Concerns about globalisation, the rise of new technologies and the alienation of our children were beginning to surface in the first half of the new millennium as the gloss began to wear thin on the Blair years. Sue Palmer’s populist classic, Toxic Childhood, was published in 2006 and was entitled How The Modern World Is damaging Our Children and What We Can Do About It. This sub-title neatly captures the moral panic that was underway relating to the emergence of technologies that, it was feared, would alter children’s behaviour patterns, erode friendship groups, trap children in their bedrooms and ultimately make them haplessly passive or else turn them into sociopaths. The book is written for a lay audience and its thesis split opinion down the middle. There were those who saw this as a timely warning to parents and others who saw it as merely an extension of the age-old fear that all parents have had that they are losing their children to a world they themselves don’t understand or value.

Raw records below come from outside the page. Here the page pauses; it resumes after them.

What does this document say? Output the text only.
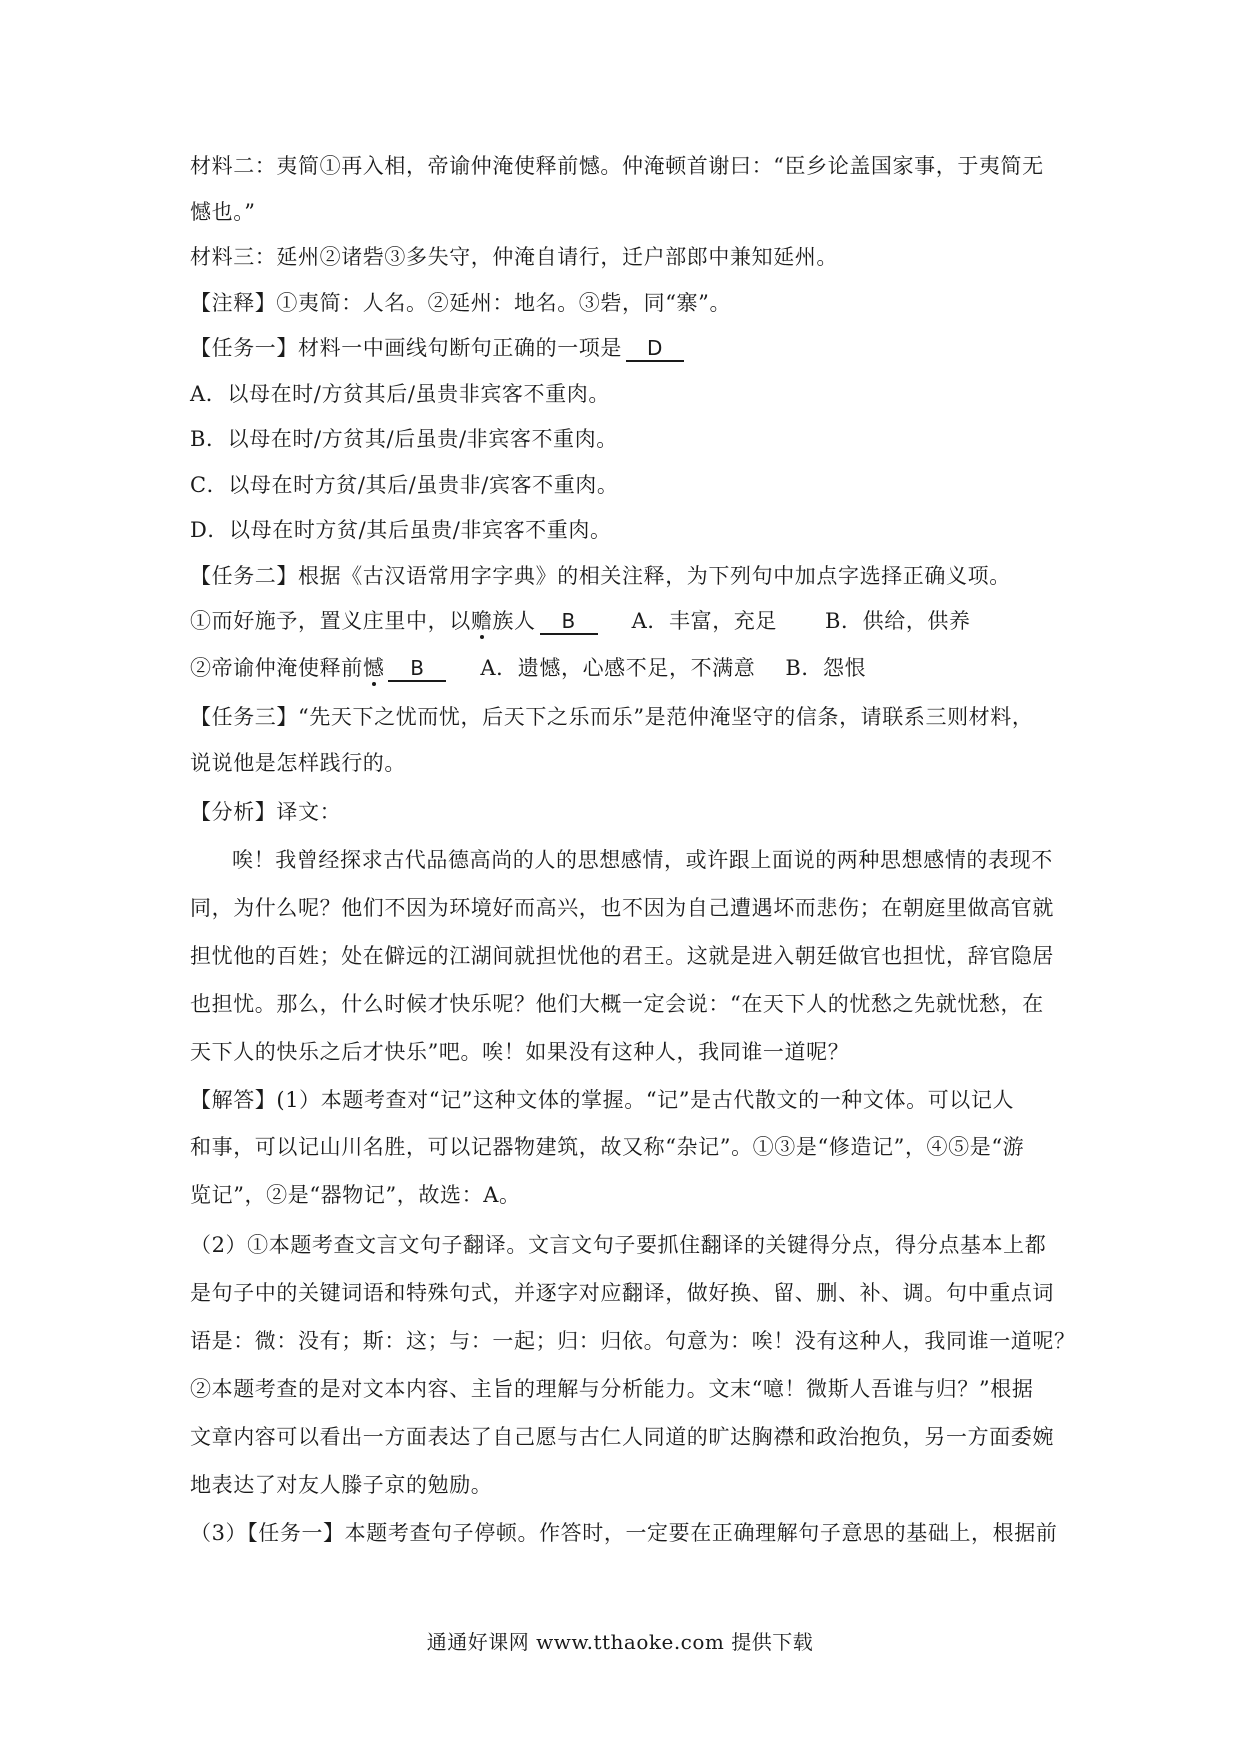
材料二：夷简①再入相，帝谕仲淹使释前憾。仲淹顿首谢曰：“臣乡论盖国家事，于夷简无
憾也。”
材料三：延州②诸砦③多失守，仲淹自请行，迁户部郎中兼知延州。
【注释】①夷简：人名。②延州：地名。③砦，同“寨”。
【任务一】材料一中画线句断句正确的一项是 D
A．以母在时/方贫其后/虽贵非宾客不重肉。
B．以母在时/方贫其/后虽贵/非宾客不重肉。
C．以母在时方贫/其后/虽贵非/宾客不重肉。
D．以母在时方贫/其后虽贵/非宾客不重肉。
【任务二】根据《古汉语常用字字典》的相关注释，为下列句中加点字选择正确义项。
①而好施予，置义庄里中，以赡族人 B	A．丰富，充足 B．供给，供养
②帝谕仲淹使释前憾 B	A．遗憾，心感不足，不满意 B．怨恨
【任务三】“先天下之忧而忧，后天下之乐而乐”是范仲淹坚守的信条，请联系三则材料，
说说他是怎样践行的。
【分析】译文：
唉！我曾经探求古代品德高尚的人的思想感情，或许跟上面说的两种思想感情的表现不
同，为什么呢？他们不因为环境好而高兴，也不因为自己遭遇坏而悲伤；在朝庭里做高官就
担忧他的百姓；处在僻远的江湖间就担忧他的君王。这就是进入朝廷做官也担忧，辞官隐居
也担忧。那么，什么时候才快乐呢？他们大概一定会说：“在天下人的忧愁之先就忧愁，在
天下人的快乐之后才快乐”吧。唉！如果没有这种人，我同谁一道呢？
【解答】(1）本题考查对“记”这种文体的掌握。“记”是古代散文的一种文体。可以记人
和事，可以记山川名胜，可以记器物建筑，故又称“杂记”。①③是“修造记”，④⑤是“游
览记”，②是“器物记”，故选：A。
（2）①本题考查文言文句子翻译。文言文句子要抓住翻译的关键得分点，得分点基本上都
是句子中的关键词语和特殊句式，并逐字对应翻译，做好换、留、删、补、调。句中重点词
语是：微：没有；斯：这；与：一起；归：归依。句意为：唉！没有这种人，我同谁一道呢？
②本题考查的是对文本内容、主旨的理解与分析能力。文末“噫！微斯人吾谁与归？”根据
文章内容可以看出一方面表达了自己愿与古仁人同道的旷达胸襟和政治抱负，另一方面委婉
地表达了对友人滕子京的勉励。
（3）【任务一】本题考查句子停顿。作答时，一定要在正确理解句子意思的基础上，根据前
通通好课网 www.tthaoke.com 提供下载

What is undeniable is that Palmer struck a nerve and captured an audience. By 2009, as the country was riding the stormwave from the collapse of capitalism in 2007/8, Palmer’s rather apocalyptic visions received a boost from a more notable academic source when Professor Richard Leyard produced his Children’s Society report A Good Childhood which rehashed some of Palmer’s agenda and attempted to set out a programme of action to address the central question of how can we create a ‘happy childhood’.
The Leyard agenda never really got off the ground as the Labour Party slipped out of power in 2010 making way for the Conservative-Lib Dem Coalition. Prime Minister at the time, David Cameron (remember him?), set about trying to establish a recognisable ‘brand’ for his administration and started talking about a social renewal or social partnership that somehow embodied the notion that although we were in a titanic financial and social hole we were ‘all in it together’.
His chosen policy vehicle was the much derided ‘Big Society’ – an idea that had its roots initially in the work of the founder of the ResPublica thinktank, Phillip Blond. Blond was always something of an odd-ball in the Conservative family and came up with his own ’third way’ solution which he badged as ‘How Left and Right Have Broken Britain and How We Can Fix It’ which he called ‘Red Tory’.
Although some of Blond’s thinking proved too far left for many dyed-in-the-wool Conservatives, Cameron did try running with some of the central themes – greater personal responsibility, not expecting the state to fill all the gaps, communities becoming self-reliant. These are all themes picked up in ‘The Big Society’ a publication produced by Jesse Norman, the Conservative M.P. for Hereford.
Although there were organisations in the voluntary sector so desperate to protect their funding that they tried to fall in behind the Big Society idea, most felt that it was a pretty shameless attempt to conjure up a fig leaf to cover the swinging public expenditure cuts that the Coalition decided to impose on communities and their services.
The idea of the Big society survived for two or three years before it was discreetly laid to rest – like John Major’s ‘Back To Basics’ initiative its impact seemed confined to the pages of cartoon history.
Writing this piece has been therapeutic for me because I started off asking whether these publications are worth keeping as a historical trail, a record of how we got from there to here. I think I’ve answered my own question – they’re going nowhere because the one thing I need more than anything are reminders of the transitory nature of political ideas.